▲秘密の花園
子供の頃から話を聞かないとよく怒られていた。
私の頭の中は複雑で、片付けなくてはいけない問題や記憶、思考などを並べた時に皆は片付ける引き出しや優先順位ってやつがあるのだろうけれど私の頭の中にあるそれは、とてもとても大きな図書館のような場所で。莫大なそこに分類して整理していくとそれは時間がかかる。 例えば課題をしなさいと言われると、目の前に広げられるのは今から取り組む課題の問題と別に、それを持ってきた教師の顔や仕草や服装のシミ汚れ。廊下の影から隠れてこちらを伺う両親の姿。その表情、状況。目に入る全ての情報処理から始まるのだ。そうなった時に私はプツリと飛んでしまう。
そして気づけば気が済むまでその図書館にいるのである。
「あ、おかえりー」
ぱちりと瞬きをすると部屋にイルミがいた。ソファに寝転び飛んだのが朝の事で、窓から見える空はもう赤く染まり始めている。随分長く飛んじゃったみたいだ。「いつからいたの?」「15分前くらいかな。コーヒー淹れたよ」はいっと渡されたマグガップの湯気がふわりと天井へ消える。15分前と言ったが彼が家に入ってきていつ戻って来るか分からない私が飲むのを想定した2人分のお湯を沸かしコーヒーを淹れるその流れは不自然だだとすると「ストップ。また飛ぶ前に仕事の話。いい?」ずいっと目の前に現れる無表情の顔に私の思考は一時中断する事にした。
彼は仕事の関係で知り合った良い顧客だ。能無しの私ができる仕事なんて限られており、全うに働く事を諦め無駄に特化した記憶力と状況確認の頭を使って情報やのようなことをしていた。お客は意外にも警察マフィア国のお偉いさんから彼のような暗殺者まで、金になる仕事にはなっている。
まぁ彼のように家まで上がり込んでくるのは例外中の例外だが。
「それじゃあそういうことでまた宜しくね」
案件を言い終えた彼が出ていこうとするのを「毎度ありー」と見送る。そのままドアを出るかと思ったのだがふと何かを思い出したように彼は立ち止まり、私の家の冷蔵庫を指差した。
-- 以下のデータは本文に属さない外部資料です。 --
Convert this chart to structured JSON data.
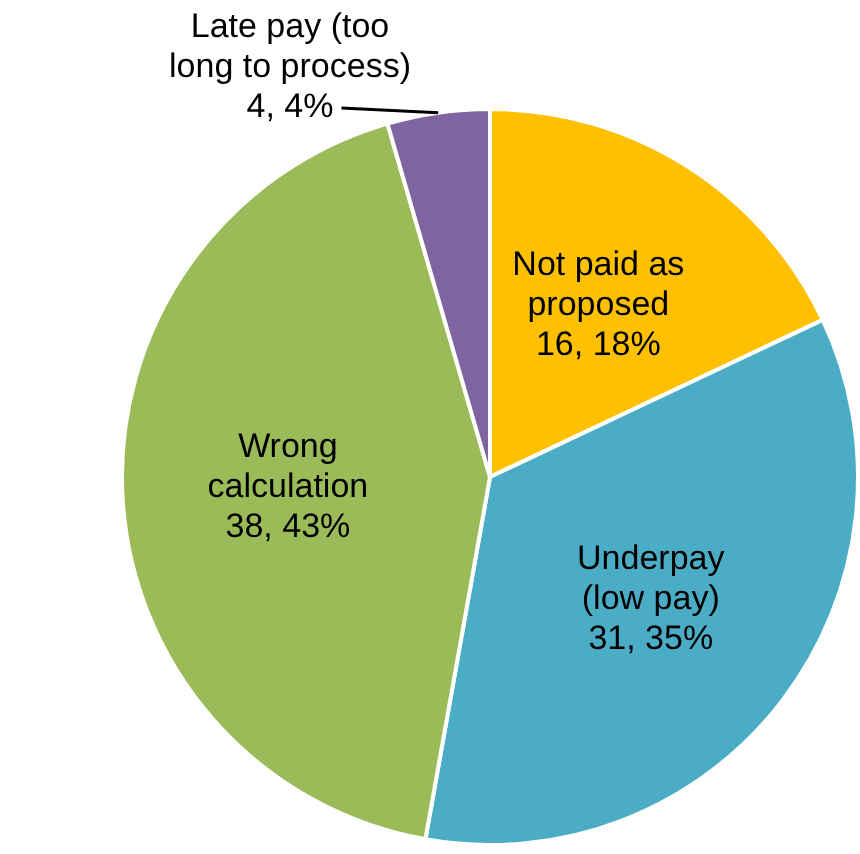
{
  "chart_data": {
    "type": "pie",
    "categories": [
      "Not paid as proposed",
      "Underpay (low pay)",
      "Wrong calculation",
      "Late pay (too long to process)"
    ],
    "values": [
      16,
      31,
      38,
      4
    ],
    "colors": [
      "#ffc000",
      "#4bacc6",
      "#9bbb59",
      "#8064a2"
    ],
    "value_labels": [
      "16, 18%",
      "31, 35%",
      "38, 43%",
      "4, 4%"
    ],
    "legend": false
  }
}
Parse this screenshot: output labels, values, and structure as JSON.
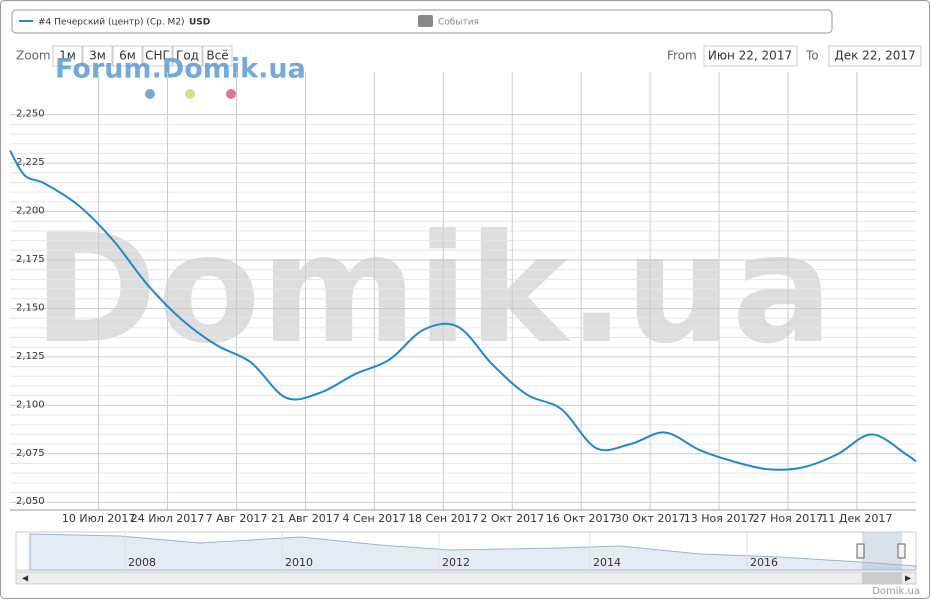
{
  "legend": {
    "series_label": "#4 Печерский (центр) (Ср. M2)",
    "currency": "USD",
    "events": "События"
  },
  "range_selector": {
    "zoom_label": "Zoom",
    "buttons": [
      "1м",
      "3м",
      "6м",
      "СНГ",
      "Год",
      "Всё"
    ],
    "from_label": "From",
    "from": "Июн 22, 2017",
    "to_label": "To",
    "to": "Дек 22, 2017"
  },
  "watermark": {
    "forum": "Forum.Domik.ua",
    "main": "Domik.ua"
  },
  "chart_data": {
    "type": "line",
    "x": [
      "2017-06-22",
      "2017-06-25",
      "2017-06-29",
      "2017-07-06",
      "2017-07-13",
      "2017-07-20",
      "2017-07-27",
      "2017-08-03",
      "2017-08-10",
      "2017-08-17",
      "2017-08-24",
      "2017-08-31",
      "2017-09-07",
      "2017-09-14",
      "2017-09-21",
      "2017-09-28",
      "2017-10-05",
      "2017-10-12",
      "2017-10-19",
      "2017-10-26",
      "2017-11-02",
      "2017-11-09",
      "2017-11-16",
      "2017-11-23",
      "2017-11-30",
      "2017-12-07",
      "2017-12-14",
      "2017-12-21",
      "2017-12-23"
    ],
    "series": [
      {
        "name": "#4 Печерский (центр) (Ср. M2) USD",
        "color": "#1f8ac9",
        "values": [
          2231.5,
          2218.6,
          2214.5,
          2203,
          2185,
          2162,
          2144,
          2131,
          2122,
          2104,
          2106.5,
          2116,
          2123.5,
          2139,
          2140.5,
          2121,
          2105.5,
          2098,
          2078,
          2080,
          2086,
          2077,
          2071,
          2067,
          2068,
          2074.7,
          2085,
          2074.7,
          2071
        ]
      }
    ],
    "xlim": [
      "2017-06-22",
      "2017-12-23"
    ],
    "xticks": [
      {
        "value": "2017-07-10",
        "label": "10 Июл 2017"
      },
      {
        "value": "2017-07-24",
        "label": "24 Июл 2017"
      },
      {
        "value": "2017-08-07",
        "label": "7 Авг 2017"
      },
      {
        "value": "2017-08-21",
        "label": "21 Авг 2017"
      },
      {
        "value": "2017-09-04",
        "label": "4 Сен 2017"
      },
      {
        "value": "2017-09-18",
        "label": "18 Сен 2017"
      },
      {
        "value": "2017-10-02",
        "label": "2 Окт 2017"
      },
      {
        "value": "2017-10-16",
        "label": "16 Окт 2017"
      },
      {
        "value": "2017-10-30",
        "label": "30 Окт 2017"
      },
      {
        "value": "2017-11-13",
        "label": "13 Ноя 2017"
      },
      {
        "value": "2017-11-27",
        "label": "27 Ноя 2017"
      },
      {
        "value": "2017-12-11",
        "label": "11 Дек 2017"
      }
    ],
    "ylim": [
      2046,
      2272
    ],
    "yticks": [
      {
        "value": 2050,
        "label": "2,050"
      },
      {
        "value": 2075,
        "label": "2,075"
      },
      {
        "value": 2100,
        "label": "2,100"
      },
      {
        "value": 2125,
        "label": "2,125"
      },
      {
        "value": 2150,
        "label": "2,150"
      },
      {
        "value": 2175,
        "label": "2,175"
      },
      {
        "value": 2200,
        "label": "2,200"
      },
      {
        "value": 2225,
        "label": "2,225"
      },
      {
        "value": 2250,
        "label": "2,250"
      }
    ],
    "grid": true,
    "navigator": {
      "years": [
        "2008",
        "2010",
        "2012",
        "2014",
        "2016"
      ]
    }
  },
  "credit": "Domik.ua"
}
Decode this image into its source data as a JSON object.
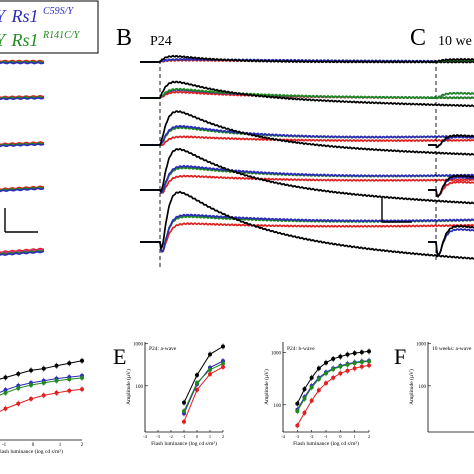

「いつもみたいに適当に入れてるから食べなよ。まともに食べてないでしょ?」
ありがたやありがたやと拝むフリをすると顔を上げた時に彼はすでにいなかった。ほんと、面倒見いいんだよなぁあの人。彼が私に利用価値を見いだしているから殺されてないものの、飛んでる間に殺されてもきっと気づかないだろう。
でもなんだかそれは凄く幸せだなぁなんて思ったりしちゃったり。
ふふっと笑うと私は冷蔵庫の扉に手をかけた。
昼前に彼女の家に入ると案の定いつものようにソファで横になりを天井をただただ見上げていた。声をかけても返事はない。まぁ所謂"飛んでる"ことは執事からの定期連絡で知ってたけど。前髪を撫でても彼女は俺を見ない。本人曰くこの小さな頭の中に大きな空間があってそこにいるのだとか。
「ねぇ俺もそこに入れてよ」
もちろん返事はない。ぐぐぐっと針を刺そうとしても押し返されるのはとっくに知っている。本人は知らないようだが彼女がこの状態の時、あらゆる攻撃が通らない。恐らくそういう制約と誓約をかした念能力なのだろう。髪や唇に触れたりできるのに、支配しようとすると何も効かなくなる。起きてる間に針を刺そうかと何度も思うが、彼女の能力自体はまだ利用価値が高く俺の独断でした事で父さんからドヤられるのも面倒だ。無くすにはまだ早い。それが今のところ"うち"が出した結論なのだから。
ああ気に入らない。
俺の知らないそこでお前は何をしているのか。
いっそその状態のまま海にでも放り込んでやりたいなんて思うけど、きっともがいて俺に助けてと手を伸ばす事もなく海に沈んでいくこいつを想像するとさらに腹立たしくて。
額に軽く口づけをした俺は何も入っていない冷蔵庫を埋める為に、らしくもなく部屋を出るのだった。